Prenons l’exemple des paris PMU. Tant que vous n’avez pas parié, vous n’avez même pas connaissance de la course. Le résultat vous importe peu, et de toute manière vous n’en entendrez probablement pas parler.

En revanche, dès que vous avez parié … La course vous intéresse, votre rythme cardiaque change, l’issue finale vous devient incontournable. Le résultat de votre pari va jouer sur votre moral. Gagnant, vous êtes tout sourire. Perdant, vous faites la gueule à vos proches, vous êtes de mauvaise foi, vous avez envie d’en découdre à nouveau.

Pour moi, prendre position pour une opinion, c’est in fine avoir un intérêt dans la réponse. C’est avoir parié. Et on ne contrôle plus vraiment ce qui va se passer !

Les décisions du Capitaine Haddock

Dans un tome de Tintin, le Capitaine Haddock est pris d’un dilemme cornélien. Doit-il dormir avec la barbe au-dessus du drap, ou bien en-dessous ? Ce débat interne l’empêche de dormir !

Quand on doit prendre une décision, il faut trancher. C’est à ce moment-là qu’il faut ouvrir les boites de Schrödinger de toutes les possibilités avec lesquelles on jonglait.

Le Capitaine Haddock devra forcément dormir avec sa barbe dessus OU dessous, mais pas les 2 en même temps.

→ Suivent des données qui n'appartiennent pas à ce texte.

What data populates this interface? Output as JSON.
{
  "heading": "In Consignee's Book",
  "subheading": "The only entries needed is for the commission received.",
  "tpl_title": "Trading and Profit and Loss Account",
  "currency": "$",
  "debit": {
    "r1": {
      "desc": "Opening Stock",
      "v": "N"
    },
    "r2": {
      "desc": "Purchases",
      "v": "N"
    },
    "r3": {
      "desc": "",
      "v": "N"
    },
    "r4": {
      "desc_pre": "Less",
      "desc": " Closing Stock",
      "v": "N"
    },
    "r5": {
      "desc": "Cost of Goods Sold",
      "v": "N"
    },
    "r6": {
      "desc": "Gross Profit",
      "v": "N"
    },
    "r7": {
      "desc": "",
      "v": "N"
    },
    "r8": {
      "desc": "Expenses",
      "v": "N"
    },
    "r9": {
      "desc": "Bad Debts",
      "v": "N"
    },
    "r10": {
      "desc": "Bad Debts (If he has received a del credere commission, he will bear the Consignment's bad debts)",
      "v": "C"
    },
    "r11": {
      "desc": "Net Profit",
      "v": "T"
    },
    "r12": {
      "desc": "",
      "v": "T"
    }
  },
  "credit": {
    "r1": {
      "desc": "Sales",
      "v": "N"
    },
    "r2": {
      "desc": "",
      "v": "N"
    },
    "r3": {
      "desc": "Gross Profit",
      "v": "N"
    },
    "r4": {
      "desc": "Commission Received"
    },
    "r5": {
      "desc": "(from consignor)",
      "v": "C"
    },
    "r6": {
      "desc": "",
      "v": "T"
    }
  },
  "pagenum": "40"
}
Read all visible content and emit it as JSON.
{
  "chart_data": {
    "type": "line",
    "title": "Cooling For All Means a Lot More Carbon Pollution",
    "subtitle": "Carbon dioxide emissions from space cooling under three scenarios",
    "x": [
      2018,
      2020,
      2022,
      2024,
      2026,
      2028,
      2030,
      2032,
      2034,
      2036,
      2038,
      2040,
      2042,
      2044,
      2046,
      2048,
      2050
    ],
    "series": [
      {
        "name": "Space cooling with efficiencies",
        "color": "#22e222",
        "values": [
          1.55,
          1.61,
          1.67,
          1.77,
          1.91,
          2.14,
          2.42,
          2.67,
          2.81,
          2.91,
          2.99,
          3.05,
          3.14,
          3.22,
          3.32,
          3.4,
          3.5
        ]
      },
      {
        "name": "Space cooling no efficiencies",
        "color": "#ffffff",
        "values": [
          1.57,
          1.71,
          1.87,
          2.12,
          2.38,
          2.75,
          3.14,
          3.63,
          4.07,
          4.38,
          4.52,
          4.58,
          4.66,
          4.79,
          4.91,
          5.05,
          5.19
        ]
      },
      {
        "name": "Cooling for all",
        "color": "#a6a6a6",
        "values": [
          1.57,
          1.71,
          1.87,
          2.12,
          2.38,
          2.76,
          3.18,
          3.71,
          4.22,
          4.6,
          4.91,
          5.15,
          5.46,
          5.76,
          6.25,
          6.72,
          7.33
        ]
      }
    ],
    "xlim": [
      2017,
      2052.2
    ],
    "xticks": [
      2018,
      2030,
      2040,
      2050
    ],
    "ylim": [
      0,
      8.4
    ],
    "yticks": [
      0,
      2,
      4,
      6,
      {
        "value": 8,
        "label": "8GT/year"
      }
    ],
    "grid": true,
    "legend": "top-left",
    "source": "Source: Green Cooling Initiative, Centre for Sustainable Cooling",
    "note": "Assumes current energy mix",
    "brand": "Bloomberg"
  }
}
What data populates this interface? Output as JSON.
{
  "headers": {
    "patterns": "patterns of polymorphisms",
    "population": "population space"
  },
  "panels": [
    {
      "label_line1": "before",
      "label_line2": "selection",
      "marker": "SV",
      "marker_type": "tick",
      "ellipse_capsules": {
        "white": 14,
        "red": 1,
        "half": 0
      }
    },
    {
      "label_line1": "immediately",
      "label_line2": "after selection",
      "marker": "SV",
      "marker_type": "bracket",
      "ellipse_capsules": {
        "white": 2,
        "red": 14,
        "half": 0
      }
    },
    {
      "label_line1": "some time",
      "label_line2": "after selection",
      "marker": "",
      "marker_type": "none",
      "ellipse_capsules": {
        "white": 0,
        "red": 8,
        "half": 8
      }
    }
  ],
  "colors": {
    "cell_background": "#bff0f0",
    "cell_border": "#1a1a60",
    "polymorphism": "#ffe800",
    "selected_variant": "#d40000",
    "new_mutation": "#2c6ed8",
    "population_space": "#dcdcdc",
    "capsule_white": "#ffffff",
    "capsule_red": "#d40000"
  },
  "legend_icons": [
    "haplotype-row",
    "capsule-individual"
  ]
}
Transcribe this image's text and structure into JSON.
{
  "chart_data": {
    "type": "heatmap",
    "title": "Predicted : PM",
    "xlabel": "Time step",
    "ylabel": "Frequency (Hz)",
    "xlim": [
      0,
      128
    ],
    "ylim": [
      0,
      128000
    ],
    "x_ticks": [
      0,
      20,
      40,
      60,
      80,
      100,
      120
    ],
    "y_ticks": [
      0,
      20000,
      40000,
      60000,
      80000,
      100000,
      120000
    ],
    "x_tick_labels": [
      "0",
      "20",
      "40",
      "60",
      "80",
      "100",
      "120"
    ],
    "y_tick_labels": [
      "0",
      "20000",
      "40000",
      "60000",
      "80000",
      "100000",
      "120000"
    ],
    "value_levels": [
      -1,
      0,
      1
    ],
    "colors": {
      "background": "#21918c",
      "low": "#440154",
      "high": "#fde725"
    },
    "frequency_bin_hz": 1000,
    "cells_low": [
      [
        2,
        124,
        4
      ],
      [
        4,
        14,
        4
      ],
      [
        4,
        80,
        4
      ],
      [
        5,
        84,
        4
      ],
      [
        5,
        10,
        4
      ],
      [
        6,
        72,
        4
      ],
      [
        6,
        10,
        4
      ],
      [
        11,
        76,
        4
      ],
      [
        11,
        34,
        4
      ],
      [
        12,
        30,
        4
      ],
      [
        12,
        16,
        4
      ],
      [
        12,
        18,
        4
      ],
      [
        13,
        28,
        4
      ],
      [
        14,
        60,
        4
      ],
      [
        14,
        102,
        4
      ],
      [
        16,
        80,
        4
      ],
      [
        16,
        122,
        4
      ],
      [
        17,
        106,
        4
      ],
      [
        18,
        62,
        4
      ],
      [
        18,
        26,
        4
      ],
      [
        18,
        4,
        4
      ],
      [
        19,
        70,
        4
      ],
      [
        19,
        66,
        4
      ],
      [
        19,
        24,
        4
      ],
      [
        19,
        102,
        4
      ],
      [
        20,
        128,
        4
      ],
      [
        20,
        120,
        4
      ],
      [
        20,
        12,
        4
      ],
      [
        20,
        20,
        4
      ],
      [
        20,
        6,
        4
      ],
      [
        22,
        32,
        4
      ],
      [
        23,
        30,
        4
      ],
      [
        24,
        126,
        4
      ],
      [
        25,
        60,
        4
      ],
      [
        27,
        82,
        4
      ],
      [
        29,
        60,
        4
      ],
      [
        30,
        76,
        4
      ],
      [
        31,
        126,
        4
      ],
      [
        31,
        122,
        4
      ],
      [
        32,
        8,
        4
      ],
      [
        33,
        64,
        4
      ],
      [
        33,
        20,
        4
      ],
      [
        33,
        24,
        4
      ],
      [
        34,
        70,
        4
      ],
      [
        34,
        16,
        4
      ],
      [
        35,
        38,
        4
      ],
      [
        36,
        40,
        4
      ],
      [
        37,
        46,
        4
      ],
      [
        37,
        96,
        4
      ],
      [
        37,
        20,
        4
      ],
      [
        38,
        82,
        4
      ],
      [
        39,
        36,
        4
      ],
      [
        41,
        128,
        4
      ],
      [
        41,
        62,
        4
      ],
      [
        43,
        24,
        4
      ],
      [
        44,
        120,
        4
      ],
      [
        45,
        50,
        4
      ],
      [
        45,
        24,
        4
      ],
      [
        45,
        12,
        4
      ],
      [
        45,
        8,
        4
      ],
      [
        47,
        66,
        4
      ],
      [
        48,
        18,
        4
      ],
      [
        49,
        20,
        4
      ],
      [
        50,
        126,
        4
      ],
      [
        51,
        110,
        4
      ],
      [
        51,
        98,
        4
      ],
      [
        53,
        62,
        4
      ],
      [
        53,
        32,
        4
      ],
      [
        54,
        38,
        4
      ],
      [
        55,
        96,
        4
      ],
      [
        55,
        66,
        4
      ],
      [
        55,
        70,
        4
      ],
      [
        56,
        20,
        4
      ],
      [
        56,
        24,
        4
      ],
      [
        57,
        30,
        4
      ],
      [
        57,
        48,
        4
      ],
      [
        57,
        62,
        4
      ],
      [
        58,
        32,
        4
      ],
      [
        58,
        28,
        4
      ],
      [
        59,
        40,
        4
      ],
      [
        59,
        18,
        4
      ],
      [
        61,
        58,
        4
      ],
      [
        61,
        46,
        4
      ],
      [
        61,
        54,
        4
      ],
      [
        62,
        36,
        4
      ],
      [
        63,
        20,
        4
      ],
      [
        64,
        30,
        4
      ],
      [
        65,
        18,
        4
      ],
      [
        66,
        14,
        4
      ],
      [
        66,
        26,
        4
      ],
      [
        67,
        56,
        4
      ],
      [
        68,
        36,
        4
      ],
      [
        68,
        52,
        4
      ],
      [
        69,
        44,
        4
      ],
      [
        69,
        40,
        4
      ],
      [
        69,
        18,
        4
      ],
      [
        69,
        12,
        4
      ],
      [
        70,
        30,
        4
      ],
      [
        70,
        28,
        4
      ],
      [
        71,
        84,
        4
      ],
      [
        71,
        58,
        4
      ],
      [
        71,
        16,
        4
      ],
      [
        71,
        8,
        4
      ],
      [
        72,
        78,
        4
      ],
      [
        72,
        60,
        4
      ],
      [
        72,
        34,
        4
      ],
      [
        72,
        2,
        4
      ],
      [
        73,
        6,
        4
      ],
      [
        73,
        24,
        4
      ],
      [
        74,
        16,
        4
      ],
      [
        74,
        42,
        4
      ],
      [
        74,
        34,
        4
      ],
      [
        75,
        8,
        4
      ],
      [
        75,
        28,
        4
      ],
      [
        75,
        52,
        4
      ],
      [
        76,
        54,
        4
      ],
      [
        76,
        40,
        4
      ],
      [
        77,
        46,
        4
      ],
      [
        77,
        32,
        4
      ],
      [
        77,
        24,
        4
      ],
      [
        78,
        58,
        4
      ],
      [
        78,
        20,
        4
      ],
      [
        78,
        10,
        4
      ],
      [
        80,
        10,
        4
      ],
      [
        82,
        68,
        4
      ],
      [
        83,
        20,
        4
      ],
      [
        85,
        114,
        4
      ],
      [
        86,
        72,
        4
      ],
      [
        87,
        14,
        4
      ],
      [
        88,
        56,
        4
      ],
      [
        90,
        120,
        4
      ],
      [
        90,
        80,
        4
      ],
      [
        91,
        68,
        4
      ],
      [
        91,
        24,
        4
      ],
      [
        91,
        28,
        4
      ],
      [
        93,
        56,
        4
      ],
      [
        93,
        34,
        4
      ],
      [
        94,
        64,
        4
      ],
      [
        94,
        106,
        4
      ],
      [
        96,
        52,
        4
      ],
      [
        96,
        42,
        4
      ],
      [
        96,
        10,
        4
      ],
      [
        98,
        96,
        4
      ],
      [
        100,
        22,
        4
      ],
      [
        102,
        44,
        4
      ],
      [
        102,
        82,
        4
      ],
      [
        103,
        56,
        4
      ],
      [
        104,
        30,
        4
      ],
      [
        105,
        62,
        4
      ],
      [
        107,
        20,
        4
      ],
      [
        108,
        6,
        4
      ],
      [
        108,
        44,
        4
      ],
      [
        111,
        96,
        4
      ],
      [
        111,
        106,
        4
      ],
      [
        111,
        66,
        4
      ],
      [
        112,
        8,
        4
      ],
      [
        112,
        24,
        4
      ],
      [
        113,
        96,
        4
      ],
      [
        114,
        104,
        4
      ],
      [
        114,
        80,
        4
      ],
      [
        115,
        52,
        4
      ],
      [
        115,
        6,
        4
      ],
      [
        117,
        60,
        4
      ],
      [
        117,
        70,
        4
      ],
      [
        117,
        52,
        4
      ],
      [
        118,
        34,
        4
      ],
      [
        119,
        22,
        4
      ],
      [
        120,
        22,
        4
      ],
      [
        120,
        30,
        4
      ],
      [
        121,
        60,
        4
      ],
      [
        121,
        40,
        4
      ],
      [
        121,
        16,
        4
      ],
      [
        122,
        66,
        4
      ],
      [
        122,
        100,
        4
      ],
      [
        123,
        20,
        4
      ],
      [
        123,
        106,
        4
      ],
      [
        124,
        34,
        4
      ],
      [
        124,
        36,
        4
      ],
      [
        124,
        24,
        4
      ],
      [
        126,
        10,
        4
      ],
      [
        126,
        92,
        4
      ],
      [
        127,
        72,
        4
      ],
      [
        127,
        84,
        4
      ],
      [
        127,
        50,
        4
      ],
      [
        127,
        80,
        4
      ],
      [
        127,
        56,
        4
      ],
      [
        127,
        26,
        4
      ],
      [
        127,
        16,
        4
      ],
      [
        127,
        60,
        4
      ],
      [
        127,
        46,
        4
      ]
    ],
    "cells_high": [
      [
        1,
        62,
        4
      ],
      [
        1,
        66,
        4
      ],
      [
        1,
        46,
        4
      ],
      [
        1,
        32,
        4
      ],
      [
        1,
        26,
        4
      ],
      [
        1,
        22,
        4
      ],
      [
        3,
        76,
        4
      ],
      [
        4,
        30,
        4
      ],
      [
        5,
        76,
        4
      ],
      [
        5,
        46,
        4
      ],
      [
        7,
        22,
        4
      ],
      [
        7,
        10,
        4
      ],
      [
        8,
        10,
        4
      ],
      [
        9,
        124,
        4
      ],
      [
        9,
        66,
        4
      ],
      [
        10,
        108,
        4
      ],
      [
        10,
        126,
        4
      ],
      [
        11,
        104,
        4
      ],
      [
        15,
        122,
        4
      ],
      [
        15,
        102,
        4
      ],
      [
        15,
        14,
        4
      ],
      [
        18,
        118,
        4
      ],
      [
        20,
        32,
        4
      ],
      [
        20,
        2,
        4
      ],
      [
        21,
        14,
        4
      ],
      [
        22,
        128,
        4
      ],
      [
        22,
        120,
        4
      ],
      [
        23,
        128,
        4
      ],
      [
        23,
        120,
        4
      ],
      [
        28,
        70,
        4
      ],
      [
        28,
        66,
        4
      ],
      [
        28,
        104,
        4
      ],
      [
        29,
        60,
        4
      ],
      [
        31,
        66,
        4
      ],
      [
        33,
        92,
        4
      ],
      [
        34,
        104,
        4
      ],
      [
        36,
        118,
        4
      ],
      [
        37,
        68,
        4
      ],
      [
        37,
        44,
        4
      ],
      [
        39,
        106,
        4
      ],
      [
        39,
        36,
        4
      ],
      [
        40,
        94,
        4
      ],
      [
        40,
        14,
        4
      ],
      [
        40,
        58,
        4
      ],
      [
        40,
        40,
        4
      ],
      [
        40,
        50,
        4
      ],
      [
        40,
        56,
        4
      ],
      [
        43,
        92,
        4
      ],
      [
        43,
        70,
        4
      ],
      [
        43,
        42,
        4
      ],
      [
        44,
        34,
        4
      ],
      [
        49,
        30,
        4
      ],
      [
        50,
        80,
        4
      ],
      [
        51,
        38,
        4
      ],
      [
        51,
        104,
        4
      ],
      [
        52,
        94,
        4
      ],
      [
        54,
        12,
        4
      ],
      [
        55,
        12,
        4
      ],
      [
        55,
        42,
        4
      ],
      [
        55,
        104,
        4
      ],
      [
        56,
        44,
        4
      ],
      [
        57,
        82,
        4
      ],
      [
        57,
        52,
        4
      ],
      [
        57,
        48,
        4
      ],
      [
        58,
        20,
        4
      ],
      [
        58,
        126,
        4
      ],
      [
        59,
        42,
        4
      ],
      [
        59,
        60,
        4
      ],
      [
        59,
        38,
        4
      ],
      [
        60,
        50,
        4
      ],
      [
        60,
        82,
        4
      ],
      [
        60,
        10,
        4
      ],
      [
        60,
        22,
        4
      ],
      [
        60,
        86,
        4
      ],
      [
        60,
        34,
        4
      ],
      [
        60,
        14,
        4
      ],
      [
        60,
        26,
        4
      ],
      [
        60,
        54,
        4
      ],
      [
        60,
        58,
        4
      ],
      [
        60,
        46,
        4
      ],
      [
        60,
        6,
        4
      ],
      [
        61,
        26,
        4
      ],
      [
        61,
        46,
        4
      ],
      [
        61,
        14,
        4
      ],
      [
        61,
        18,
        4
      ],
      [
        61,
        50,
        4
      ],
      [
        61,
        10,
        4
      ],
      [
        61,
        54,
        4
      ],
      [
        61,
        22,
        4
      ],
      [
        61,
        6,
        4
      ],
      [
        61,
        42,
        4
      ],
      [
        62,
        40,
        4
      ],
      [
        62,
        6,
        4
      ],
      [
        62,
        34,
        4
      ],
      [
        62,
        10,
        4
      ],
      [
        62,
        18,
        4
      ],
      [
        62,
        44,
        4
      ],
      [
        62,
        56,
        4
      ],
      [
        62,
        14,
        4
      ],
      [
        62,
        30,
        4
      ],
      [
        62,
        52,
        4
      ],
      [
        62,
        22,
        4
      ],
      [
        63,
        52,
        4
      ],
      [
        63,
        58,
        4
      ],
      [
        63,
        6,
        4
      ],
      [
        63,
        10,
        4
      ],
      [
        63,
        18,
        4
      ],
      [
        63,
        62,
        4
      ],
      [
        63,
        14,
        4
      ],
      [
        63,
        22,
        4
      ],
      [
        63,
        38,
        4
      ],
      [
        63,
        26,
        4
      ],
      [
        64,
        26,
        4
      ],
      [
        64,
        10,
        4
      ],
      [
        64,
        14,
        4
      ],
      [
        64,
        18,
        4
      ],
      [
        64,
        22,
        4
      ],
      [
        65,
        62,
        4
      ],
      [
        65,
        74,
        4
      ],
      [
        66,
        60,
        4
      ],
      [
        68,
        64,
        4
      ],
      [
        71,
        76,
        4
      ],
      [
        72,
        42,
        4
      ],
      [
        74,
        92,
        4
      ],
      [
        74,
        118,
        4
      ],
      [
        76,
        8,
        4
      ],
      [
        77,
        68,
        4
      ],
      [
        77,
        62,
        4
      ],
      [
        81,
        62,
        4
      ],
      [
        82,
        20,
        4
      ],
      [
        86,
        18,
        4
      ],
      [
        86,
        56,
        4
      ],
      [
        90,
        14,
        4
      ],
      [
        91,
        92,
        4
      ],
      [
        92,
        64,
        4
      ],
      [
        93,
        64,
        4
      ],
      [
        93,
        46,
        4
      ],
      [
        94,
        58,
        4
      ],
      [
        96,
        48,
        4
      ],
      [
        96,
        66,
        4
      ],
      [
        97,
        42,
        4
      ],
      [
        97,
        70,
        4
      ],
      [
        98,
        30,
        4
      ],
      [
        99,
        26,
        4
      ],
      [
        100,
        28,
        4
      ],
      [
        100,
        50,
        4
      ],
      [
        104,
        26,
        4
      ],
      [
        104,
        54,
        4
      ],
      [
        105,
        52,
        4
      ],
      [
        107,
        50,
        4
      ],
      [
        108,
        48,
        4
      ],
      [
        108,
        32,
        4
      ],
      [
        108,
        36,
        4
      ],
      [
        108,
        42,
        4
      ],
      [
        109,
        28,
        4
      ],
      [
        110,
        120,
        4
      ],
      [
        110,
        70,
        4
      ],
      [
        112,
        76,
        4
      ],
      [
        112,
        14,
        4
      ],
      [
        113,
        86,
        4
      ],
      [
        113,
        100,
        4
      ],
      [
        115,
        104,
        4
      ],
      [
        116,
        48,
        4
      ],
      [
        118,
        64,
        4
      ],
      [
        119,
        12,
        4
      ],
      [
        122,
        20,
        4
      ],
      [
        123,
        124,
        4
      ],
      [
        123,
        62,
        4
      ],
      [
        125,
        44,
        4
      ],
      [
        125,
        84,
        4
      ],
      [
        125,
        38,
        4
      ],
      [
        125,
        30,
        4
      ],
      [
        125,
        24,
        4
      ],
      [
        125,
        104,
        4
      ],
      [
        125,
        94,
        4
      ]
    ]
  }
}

Sa décision pour la nuit ne sera pas forcément la même que la veille ou que celle du lendemain. Quand on décide, on le fait avec les éléments dont on dispose à un instant t.

Bizarrement, lorsqu’il s’agit de décider, c’est là que beaucoup de managers refusent d’ouvrir leurs boites … Espèrent-ils repousser le moment fatidique ? Se laisser plusieurs portes de sortie ?

On ne peut pas toujours tout maîtriser. Il faut accepter de décider dans un contexte flou, où l’on ne connait que 60 ou 70% du contenu.

Voici quelques conseils pour s’en tirer au mieux !

  • Il n’y a pas de bonne décision. Votre décision est la vôtre à un instant t, en fonction de vos connaissances, votre ressenti, vos émotions.
  • Décider à temps. Le risque de reporter à chaque fois est d’enliser la situation et de se retrouver dans une impasse où les possibilités sont très limitées.
  • Se préparer à l’inertie du groupe qui pense que c’est ridicule, infaisable, etc. C’est là que vos expériences de pensée vous auront aider à voir le point de vue des autres, pour bien le comprendre !

Finissons pas 2 citations :

Paul Valéry, « Que de choses il faut ignorer pour agir ».

Georges Clémenceau, « Pour décider, il faut un nombre impair de personnes, et trois c’est déjà trop ».